Il ne me revient pas de dire si l’ampleur des manifestations qui se sont déroulées le 1er mai était fondée ou non. Mais je puis assurer qu’en ont été victimes des personnes infiniment plus pauvres que le plus pauvre de tous les manifestants.
Le mardi 2 mai dernier, je me rends à une agence de transfert de fonds pour envoyer de l’argent à un jeune garçon lourdement handicapé physiquement, demeurant en Haïti : Haïti, l’un des pays les plus misérables de la planète ; être lourdement handicapé en Haïti, je ne vous dis pas la détresse que cela représente ! Mais avec un bon diplôme que mon aide financière lui permettra d’obtenir, ce garçon risque de pouvoir exercer un métier qui le sortira de son indigence.
Or, lorsque j’arrive devant l’agence en question, je la trouve complètement dévastée : vitres brisées et, en conséquence, fermée au public. Une personne était à l’intérieur, ramassant les débris de verre et tentant de remédier aux dégâts. Je l’interroge sur les raisons de cette situation ; elle m’explique que c’est le résultat des manifestations du 1er mai.
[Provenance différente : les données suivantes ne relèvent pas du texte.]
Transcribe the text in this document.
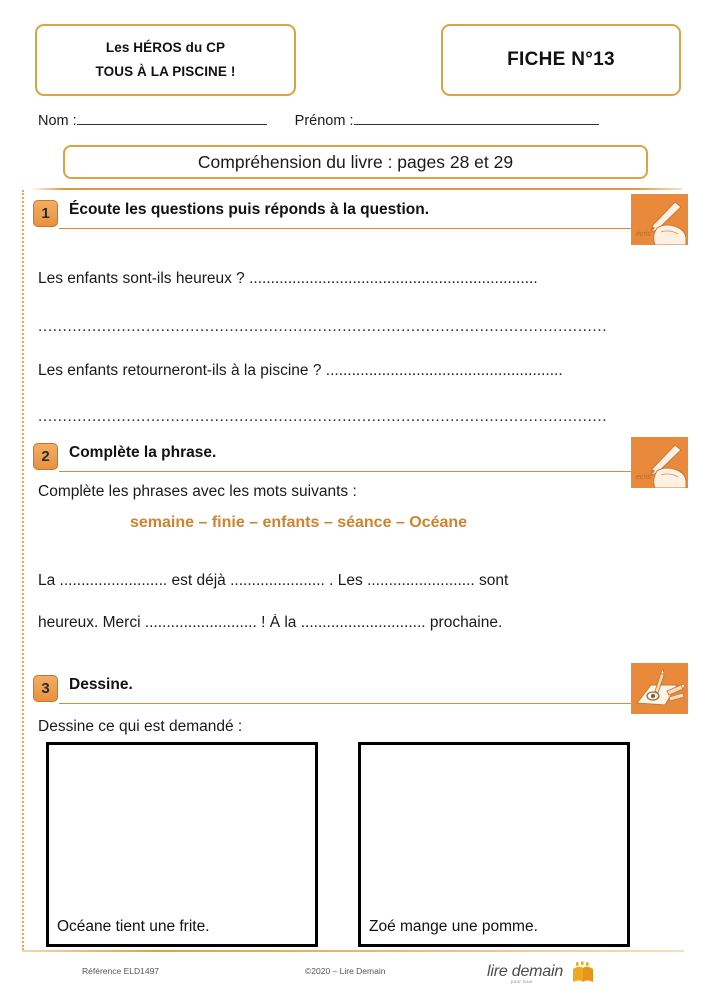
Les HÉROS du CP
TOUS À LA PISCINE !
FICHE N°13
Nom :	Prénom :
Compréhension du livre : pages 28 et 29
1	Écoute les questions puis réponds à la question.
écris
Les enfants sont-ils heureux ? ...................................................................
....................................................................................................................
Les enfants retourneront-ils à la piscine ? .......................................................
....................................................................................................................
2	Complète la phrase.
écris
Complète les phrases avec les mots suivants :
semaine – finie – enfants – séance – Océane
La ......................... est déjà ...................... . Les ......................... sont
heureux. Merci .......................... ! À la ............................. prochaine.
3	Dessine.
Dessine ce qui est demandé :
Océane tient une frite.	Zoé mange une pomme.
Référence ELD1497	©2020 – Lire Demain	lire demain
pour tous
D’autres personnes sont là, avec moi, sur le trottoir, chacune ayant au départ le projet d’envoyer un secours d’urgence à des membres de sa famille ou à des amis en situation de grande pauvreté, habitant dans des pays émergeants.
Tout comme moi, elles ne peuvent pas exécuter de transfert, et n’ont d’autre solution que reporter leur aide à plus tard… peut-être lorsque leurs parents ou leurs amis seront morts de faim ou de maladie ; dans ces pays-là, on ne mange pas à sa faim tous les jours, et les soins médicaux sont payants.
Bravo, Messieurs les casseurs ! Je ne sais si vous vous rendez compte des drames que vous avez provoqués. Peut-être êtes vous en situation fragile. Mais êtes-vous conscients que vous avez fait un grand tort à des personnes beaucoup plus fragiles que vous ?
Si nous sortions de notre bulle, le monde serait sans doute plus harmonieux.